Pokalkater gibt's nicht - Rot-Weiss Essen gewinnt in Düsseldorf mit 3:2

Essens Daniel Grebe gegen den Düsseldorfer Christian Weber.
Essens Daniel Grebe gegen den Düsseldorfer Christian Weber.
Foto: Imago
Was wir bereits wissen
Die Rot-Weissen haben den Titel im Verbandspokal natürlich ausgiebigst gefeiert. Eine zünftige Sause wurde es, keine Frage. Doch am Sonntag war auch wieder Pflichtprogramm mit dem vorletzten Regionalliga-Auftritt in dieser Saison bei Fortuna Düsseldorf II.

Düsseldorf.. Die Rot-Weissen haben den Titel im Verbandspokal natürlich ausgiebigst gefeiert. Eine zünftige Sause wurde es, keine Frage. Doch am Sonntag war auch wieder Pflichtprogramm mit dem vorletzten Regionalliga-Auftritt in dieser Saison bei Fortuna Düsseldorf II. Und da haben die „Feierbiester“ von der Hafenstraße mit Anstand abgewickelt und verdient gewonnen. Sie haben damit Platz fünf in der Regionalliga sicher, Rang vier wäre noch denkbar, denn RWO ist nur ein Punkt entfernt. Aber das ist ja wirklich nur noch eine Marginalie. „Trotzdem, wird sind Profis und wollen jedes Spiel gewinnen“, sagte RWE-Trainer Markus Reiter nach dem Schlusspfiff. „Es hätte mich schon geärgert, wenn wir heute hier verloren hätten.“

Pokalfinale Natürlich hatte Reiter seine Mannschaft nicht nach Promille-Zahl aufgestellt, gleichwohl musste er einige Umstellungen vornehmen. Patrick Huckle, Philipp Zeiger und Benjamin Baier blieben angeschlagen draußen, dafür bekamen Mario Neunaber und Tim Hermes, der RWE nach der Saison verlassen wird, eine Chance in der Defensive, Mittelfeldspieler Tim Treude war ebenso neu in der Startelf wie Kevin Freiberger, Tobias Steffen und Sven Kreyer.

Reiter: "Am Ende ansehnlich bis gut"

Die Gäste kamen nur schwer in die Gänge. „Am Ende war es dann ansehnlich bis gut“, urteilte Trainer Reiter. Obwohl es anfangs ruckelte, die Fortuna besser spielte und gefährlicher war, erzielte Essen die Führung. Nach einem Solo scheiterte Freiberger am Düsseldorfer Keeper Heller, doch Kreyer hatte ein Näschen und stand richtig. Nach einem Freistoß verlängerte Goralski aber zum 1:1. Ein Abstimmungsproblem zwischen Neunaber und Weber nutzte Rüzgar zum 1:2.

Pokalfinale „Das hat uns dann wach gerüttelt, danach haben wir mehr investiert und konzentrierter agiert“, fand Markus Reiter. Daniel Grebe und Leon Binder per Kopf besorgten schließlich die Führung, die letztlich zum verdienten Sieg reichte.

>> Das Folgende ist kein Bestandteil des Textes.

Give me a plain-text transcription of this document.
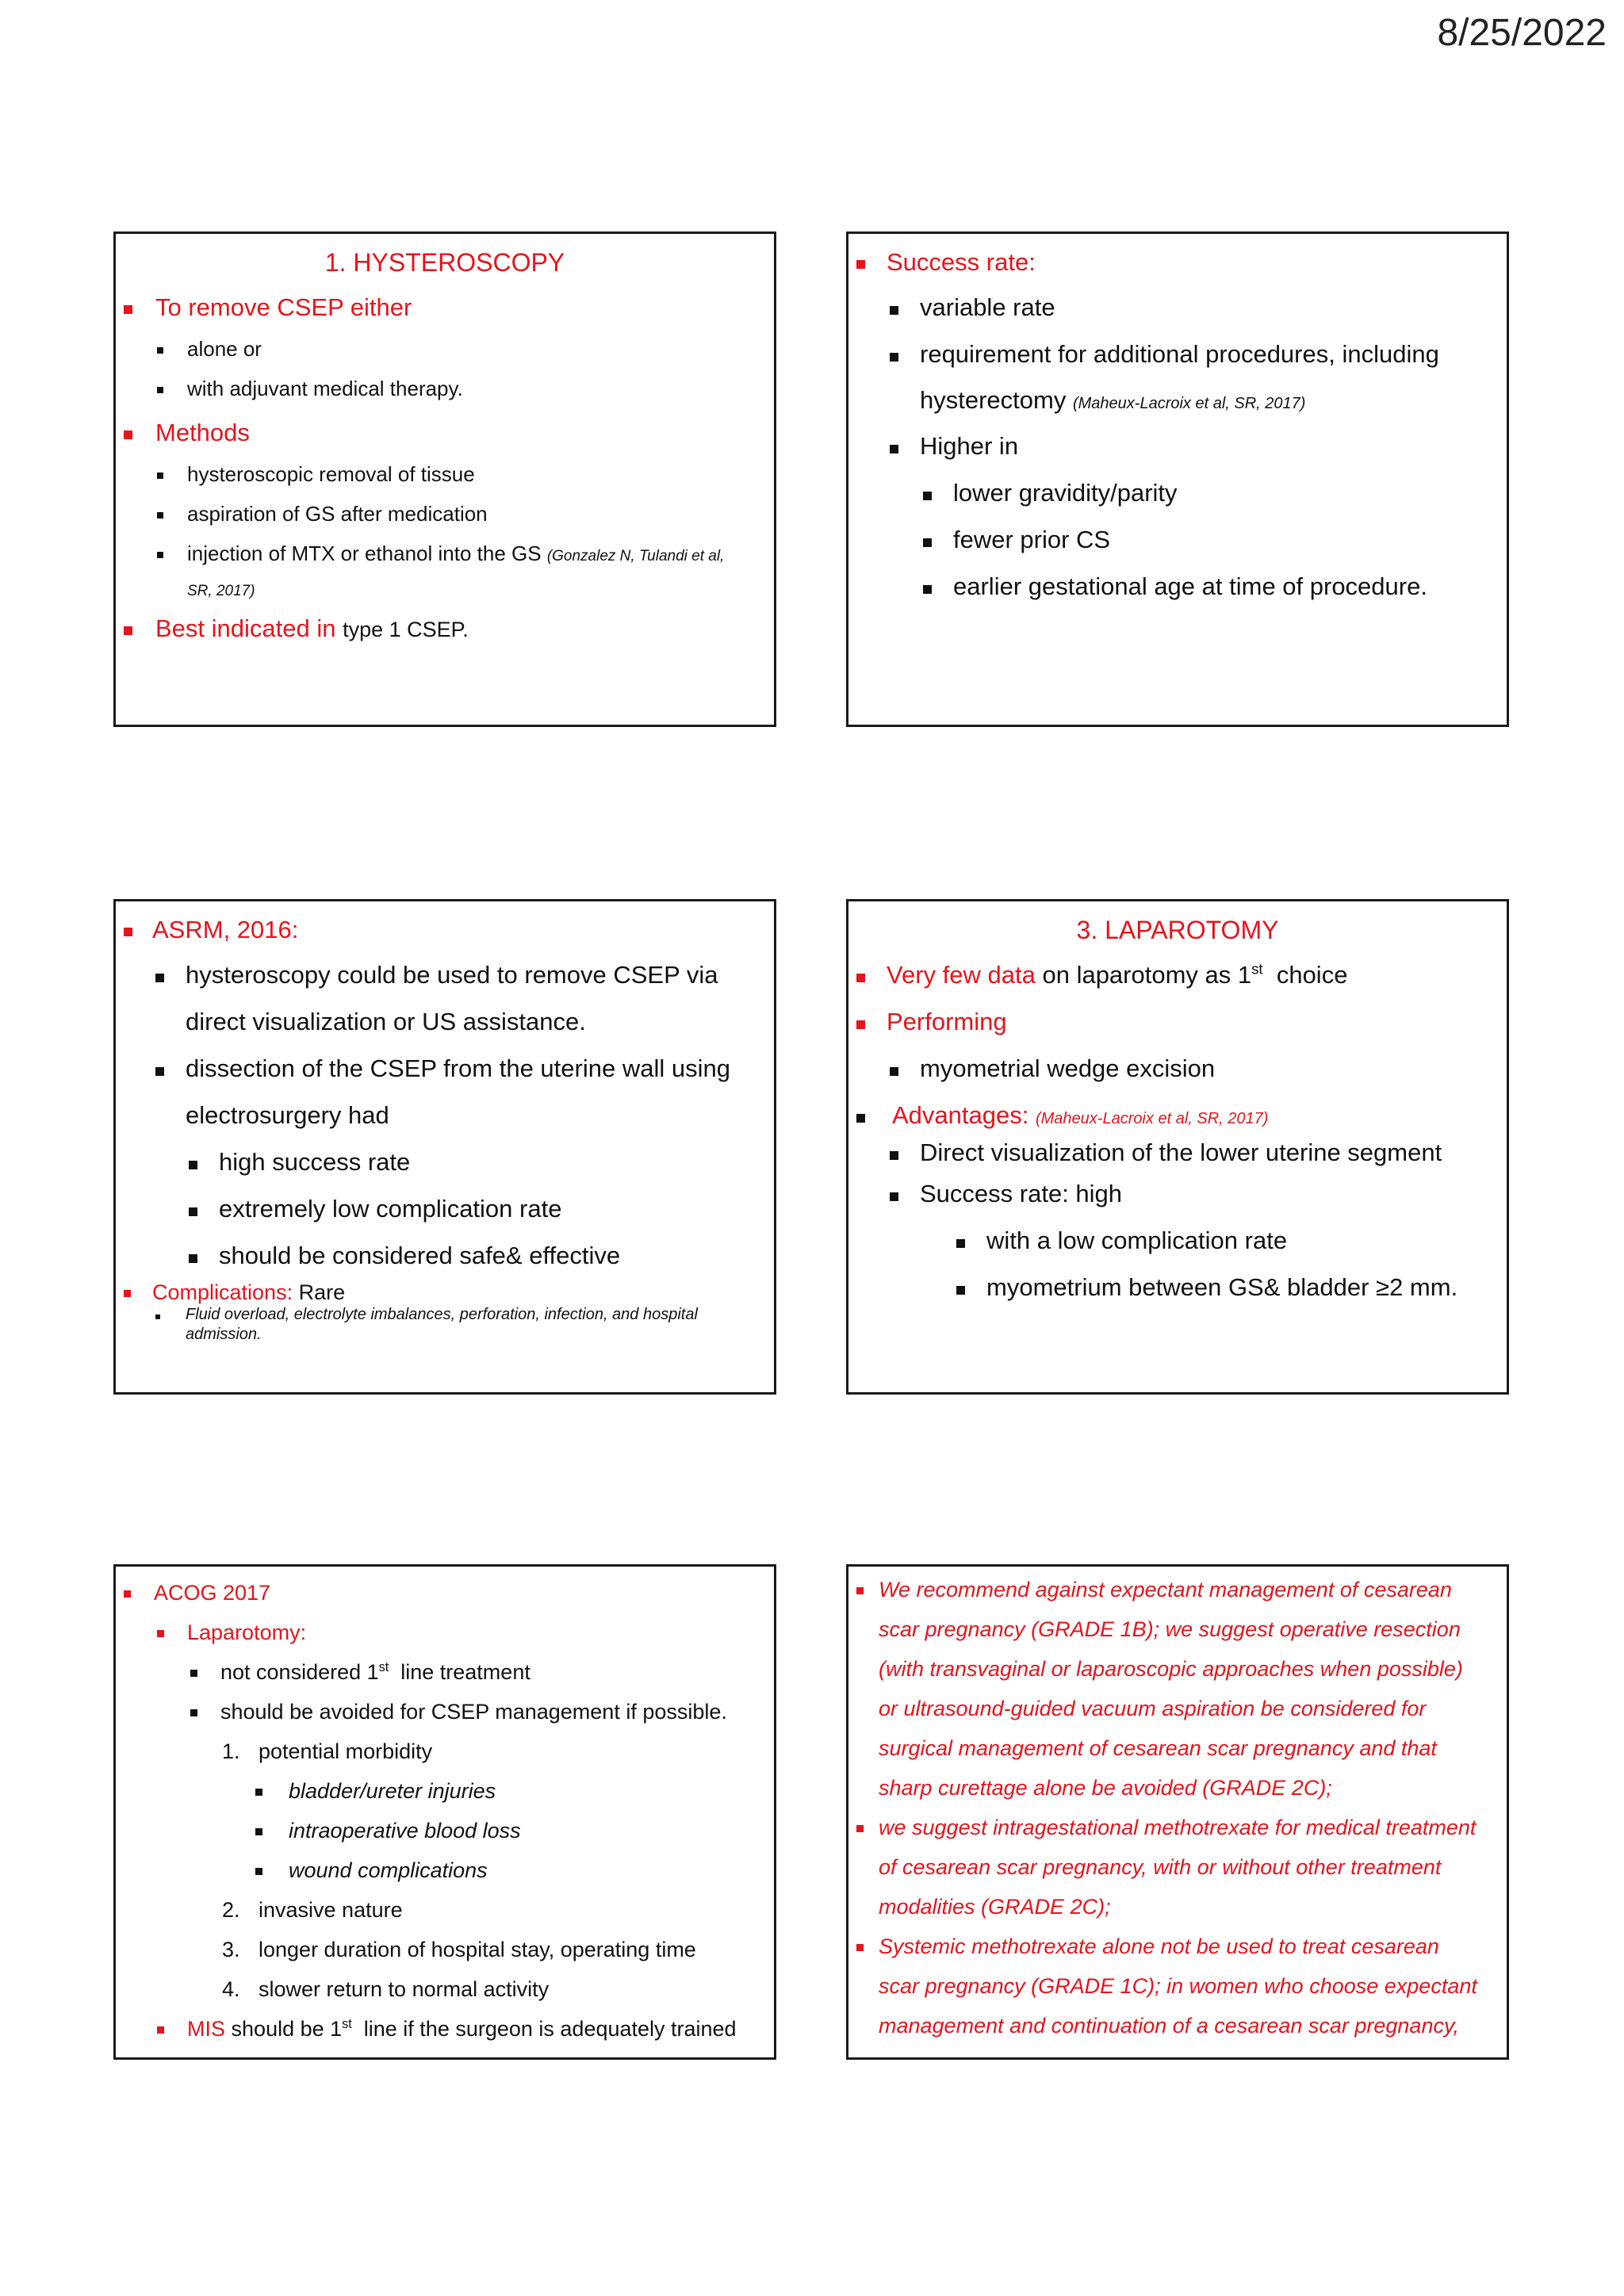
8/25/2022
1. HYSTEROSCOPY
To remove CSEP either
alone or
with adjuvant medical therapy.
Methods
hysteroscopic removal of tissue
aspiration of GS after medication
injection of MTX or ethanol into the GS (Gonzalez N, Tulandi et al,
SR, 2017)
Best indicated in type 1 CSEP.
Success rate:
variable rate
requirement for additional procedures, including
hysterectomy (Maheux-Lacroix et al, SR, 2017)
Higher in
lower gravidity/parity
fewer prior CS
earlier gestational age at time of procedure.
ASRM, 2016:
hysteroscopy could be used to remove CSEP via
direct visualization or US assistance.
dissection of the CSEP from the uterine wall using
electrosurgery had
high success rate
extremely low complication rate
should be considered safe& effective
Complications: Rare
Fluid overload, electrolyte imbalances, perforation, infection, and hospital
admission.
3. LAPAROTOMY
Very few data on laparotomy as 1st choice
Performing
myometrial wedge excision
Advantages: (Maheux-Lacroix et al, SR, 2017)
Direct visualization of the lower uterine segment
Success rate: high
with a low complication rate
myometrium between GS& bladder ≥2 mm.
ACOG 2017
Laparotomy:
not considered 1st line treatment
should be avoided for CSEP management if possible.
1. potential morbidity
bladder/ureter injuries
intraoperative blood loss
wound complications
2. invasive nature
3. longer duration of hospital stay, operating time
4. slower return to normal activity
MIS should be 1st line if the surgeon is adequately trained
We recommend against expectant management of cesarean
scar pregnancy (GRADE 1B); we suggest operative resection
(with transvaginal or laparoscopic approaches when possible)
or ultrasound-guided vacuum aspiration be considered for
surgical management of cesarean scar pregnancy and that
sharp curettage alone be avoided (GRADE 2C);
we suggest intragestational methotrexate for medical treatment
of cesarean scar pregnancy, with or without other treatment
modalities (GRADE 2C);
Systemic methotrexate alone not be used to treat cesarean
scar pregnancy (GRADE 1C); in women who choose expectant
management and continuation of a cesarean scar pregnancy,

Die beiden Youngster Marco Beier und Lucas Arenz kamen nach langer Zeit mal wieder zum Einsatz und machten ihre Sache ordentlich. Nicht wirklich überzeugen konnte hingegen Tobias Steffen. „Es ist aber auch schwierig, eine gute Leistung abzurufen, wenn man sich mal wieder beweisen soll“, so Reiter.

  • Fort. Düsseldorf II - Rot-Weiss Essen 2:3 (1:1)

  • RWE: Heimann - Dombrowka - Neunaber, Weber (63. Beier), Hermes (54.Arenz) - Binder, Treude - Freiberger, Grund, Steffen (46.Grebe) - Kreyer

  • Tore: 0:1 Kreyer (26.), 1:1 Goralski (40.), 2:1 Rüzgar (56.), 2:2 Grebe (69.), 2:3 Binder (77.)

  • Schiedsrichter: Stegemann (Niederkassel).